Same thing under different names. The Large Model Systems organisation (LMSys) at UC Berkeley launched Chatbot Arena in 2023. The platform later rebranded to LMArena (lmarena.ai) under its independent corporate entity. People still use all three terms interchangeably to refer to the leaderboard.
How often does the LMSys leaderboard update?
Continuously. New votes flow in 24/7, and the public leaderboard typically refreshes weekly with the latest Elo ratings. Major model releases trigger a faster refresh, sometimes within hours, once enough votes accumulate to produce a stable rating.
Are LMSys rankings gameable?
In theory, yes. A coordinated voting campaign for a specific model could move ratings.
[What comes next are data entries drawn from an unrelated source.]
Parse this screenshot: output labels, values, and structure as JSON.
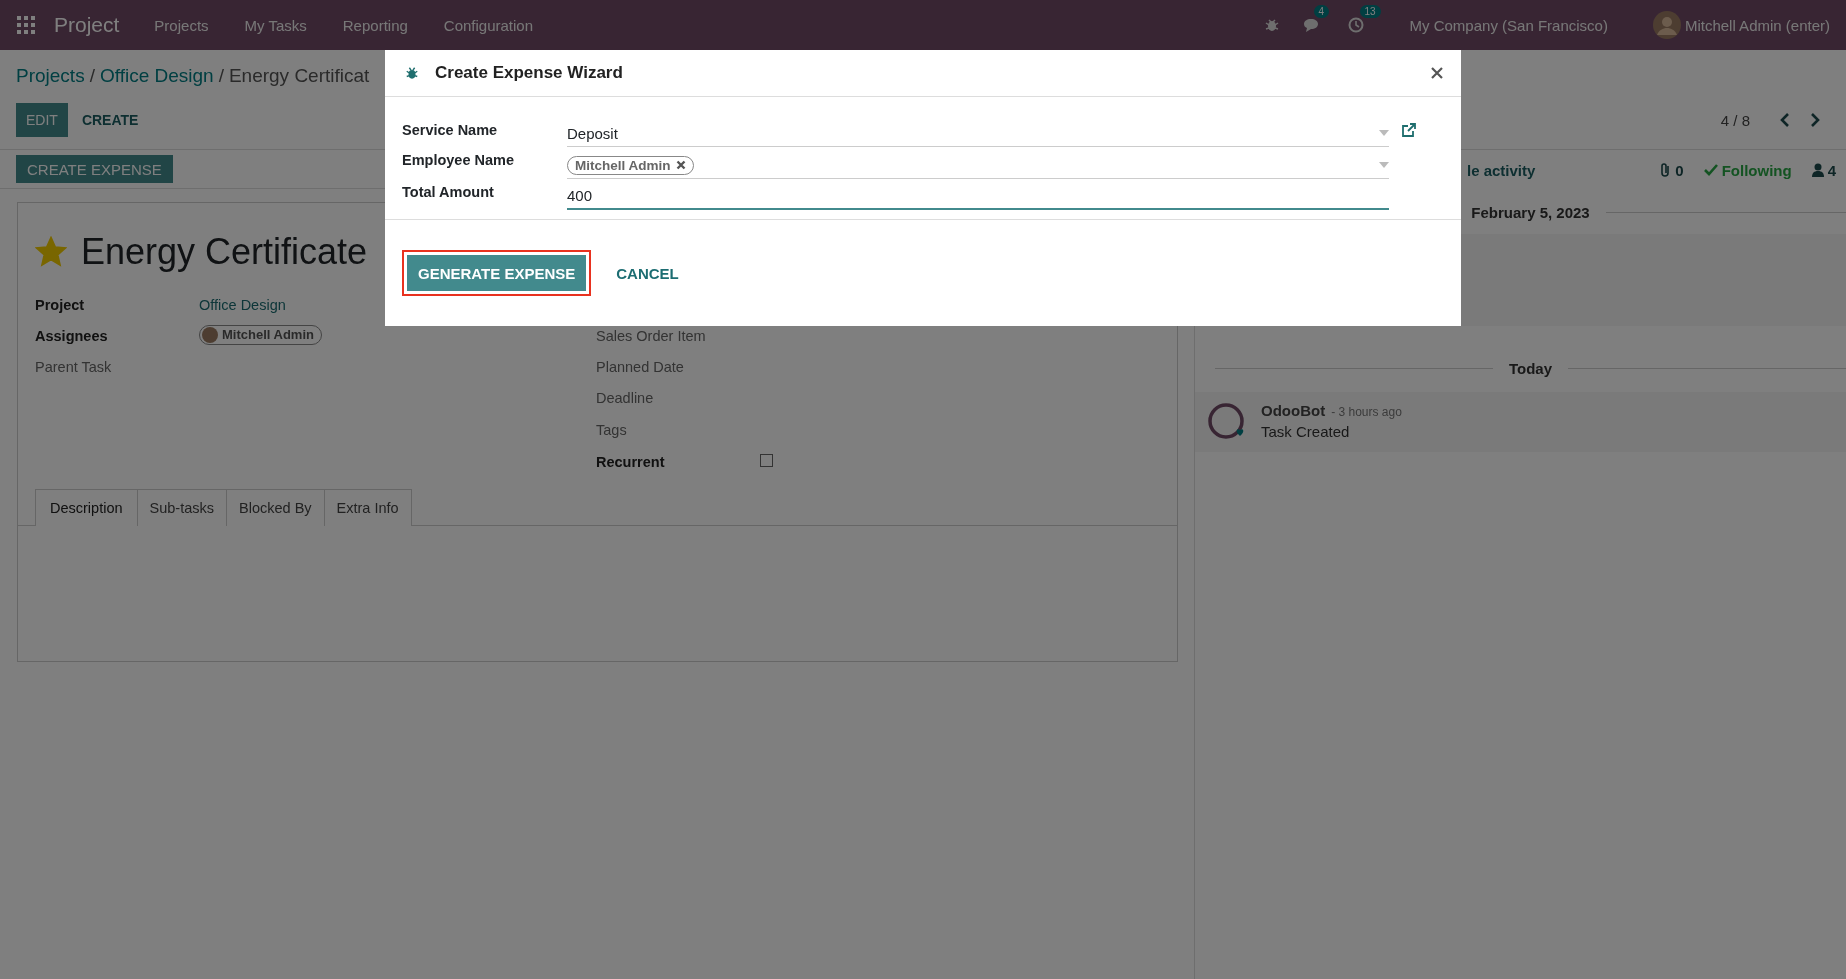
{
  "top_bar": {
    "app_name": "Project",
    "menu": [
      "Projects",
      "My Tasks",
      "Reporting",
      "Configuration"
    ],
    "chat_count": "4",
    "activity_count": "13",
    "company": "My Company (San Francisco)",
    "user": "Mitchell Admin (enter)"
  },
  "breadcrumbs": [
    {
      "kind": "link",
      "text": "Projects"
    },
    {
      "kind": "separator",
      "text": "/"
    },
    {
      "kind": "link",
      "text": "Office Design"
    },
    {
      "kind": "separator",
      "text": "/"
    },
    {
      "kind": "current",
      "text": "Energy Certificat"
    }
  ],
  "control_panel": {
    "buttons": [
      {
        "label": "EDIT",
        "kind": "primary"
      },
      {
        "label": "CREATE",
        "kind": "secondary"
      }
    ],
    "pager": "4 / 8"
  },
  "header_buttons": [
    "CREATE EXPENSE"
  ],
  "task": {
    "starred": true,
    "title": "Energy Certificate",
    "fields_left": [
      {
        "label": "Project",
        "emphasized": true,
        "kind": "link",
        "value": "Office Design"
      },
      {
        "label": "Assignees",
        "emphasized": true,
        "kind": "tag",
        "value": "Mitchell Admin"
      },
      {
        "label": "Parent Task",
        "emphasized": false,
        "kind": "empty"
      }
    ],
    "fields_right": [
      {
        "label": "Sales Order Item",
        "emphasized": false,
        "kind": "empty"
      },
      {
        "label": "Planned Date",
        "emphasized": false,
        "kind": "empty"
      },
      {
        "label": "Deadline",
        "emphasized": false,
        "kind": "empty"
      },
      {
        "label": "Tags",
        "emphasized": false,
        "kind": "empty"
      },
      {
        "label": "Recurrent",
        "emphasized": true,
        "kind": "checkbox",
        "checked": false
      }
    ],
    "tabs": [
      {
        "label": "Description",
        "selected": true
      },
      {
        "label": "Sub-tasks",
        "selected": false
      },
      {
        "label": "Blocked By",
        "selected": false
      },
      {
        "label": "Extra Info",
        "selected": false
      }
    ]
  },
  "chatter": {
    "schedule_activity": "le activity",
    "attachments": "0",
    "following": "Following",
    "followers": "4",
    "timeline": [
      {
        "kind": "date",
        "label": "February 5, 2023"
      },
      {
        "kind": "date",
        "label": "Today"
      },
      {
        "kind": "message",
        "author": "OdooBot",
        "time": "- 3 hours ago",
        "body": "Task Created"
      }
    ]
  },
  "dialog": {
    "title": "Create Expense Wizard",
    "fields": [
      {
        "label": "Service Name",
        "kind": "many2one",
        "value": "Deposit",
        "focused": false
      },
      {
        "label": "Employee Name",
        "kind": "tags",
        "tags": [
          "Mitchell Admin"
        ],
        "focused": false
      },
      {
        "label": "Total Amount",
        "kind": "input",
        "value": "400",
        "focused": true
      }
    ],
    "buttons": [
      {
        "label": "GENERATE EXPENSE",
        "kind": "primary",
        "highlighted": true
      },
      {
        "label": "CANCEL",
        "kind": "link",
        "highlighted": false
      }
    ]
  }
}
In practice, LMSys deploys multiple defences: prompt diversity sampling, vote velocity caps, account-quality filters, and per-region rate limits. The Elo system is also self-correcting: artificial inflation against a strong model produces enough losses to wash out gains.
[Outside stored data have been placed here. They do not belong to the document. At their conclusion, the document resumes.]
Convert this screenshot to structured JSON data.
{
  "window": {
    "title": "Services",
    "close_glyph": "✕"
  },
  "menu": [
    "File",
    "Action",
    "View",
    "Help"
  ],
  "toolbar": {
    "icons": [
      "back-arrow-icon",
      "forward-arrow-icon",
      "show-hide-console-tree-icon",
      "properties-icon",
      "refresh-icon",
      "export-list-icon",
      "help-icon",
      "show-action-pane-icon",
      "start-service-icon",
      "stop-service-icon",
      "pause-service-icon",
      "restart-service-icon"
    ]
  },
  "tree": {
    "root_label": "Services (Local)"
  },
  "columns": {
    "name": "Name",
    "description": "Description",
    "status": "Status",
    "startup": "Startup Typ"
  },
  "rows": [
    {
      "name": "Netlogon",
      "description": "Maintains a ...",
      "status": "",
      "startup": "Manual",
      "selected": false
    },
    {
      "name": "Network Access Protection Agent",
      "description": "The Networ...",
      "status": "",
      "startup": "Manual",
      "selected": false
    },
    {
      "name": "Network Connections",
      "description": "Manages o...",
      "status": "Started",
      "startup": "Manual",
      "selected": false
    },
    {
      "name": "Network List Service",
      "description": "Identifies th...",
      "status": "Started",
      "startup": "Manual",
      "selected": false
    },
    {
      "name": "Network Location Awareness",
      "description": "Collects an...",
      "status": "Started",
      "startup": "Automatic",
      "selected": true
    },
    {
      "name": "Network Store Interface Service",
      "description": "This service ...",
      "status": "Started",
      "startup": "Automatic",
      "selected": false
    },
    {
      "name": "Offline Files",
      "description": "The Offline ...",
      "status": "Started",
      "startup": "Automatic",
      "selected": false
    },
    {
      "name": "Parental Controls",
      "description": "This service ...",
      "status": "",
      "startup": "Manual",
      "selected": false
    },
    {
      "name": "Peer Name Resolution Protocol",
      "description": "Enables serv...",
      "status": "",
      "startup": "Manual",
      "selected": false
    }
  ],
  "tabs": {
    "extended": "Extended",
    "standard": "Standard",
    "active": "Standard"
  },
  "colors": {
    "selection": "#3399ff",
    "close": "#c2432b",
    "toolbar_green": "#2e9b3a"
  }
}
How does the LMSys coding leaderboard differ from the overall arena?
Same Elo system, restricted to coding prompts. Voters classify their prompt as code-related (or the system infers it), and only those votes feed the coding sub-rating. Claude Opus 4.8 sits at #1 for coding (~1582 Elo), having overtaken Opus 4.7 (1567) — the gap reflects Claude's well-documented coding strength.
How do I use LMSys to pick a model?
Three steps. (1) Identify your dominant workload (coding, reasoning, science, multilingual, voice). (2) Pull the LMSys sub-leaderboard for that workload. (3) Filter by your binding constraint (cost, latency, context window, deployment posture). The top 2-3 models on the relevant sub-leaderboard that satisfy your constraint are usually within margin of error on quality.
Is LMSys the only AI leaderboard that matters?
No. Pair it with AAII (reasoning), GPQA Diamond (science), SWE-bench Pro (coding), and your own internal eval harness. LMSys captures human preference at the chat level; the others capture specific capabilities. The strongest production decisions combine all four.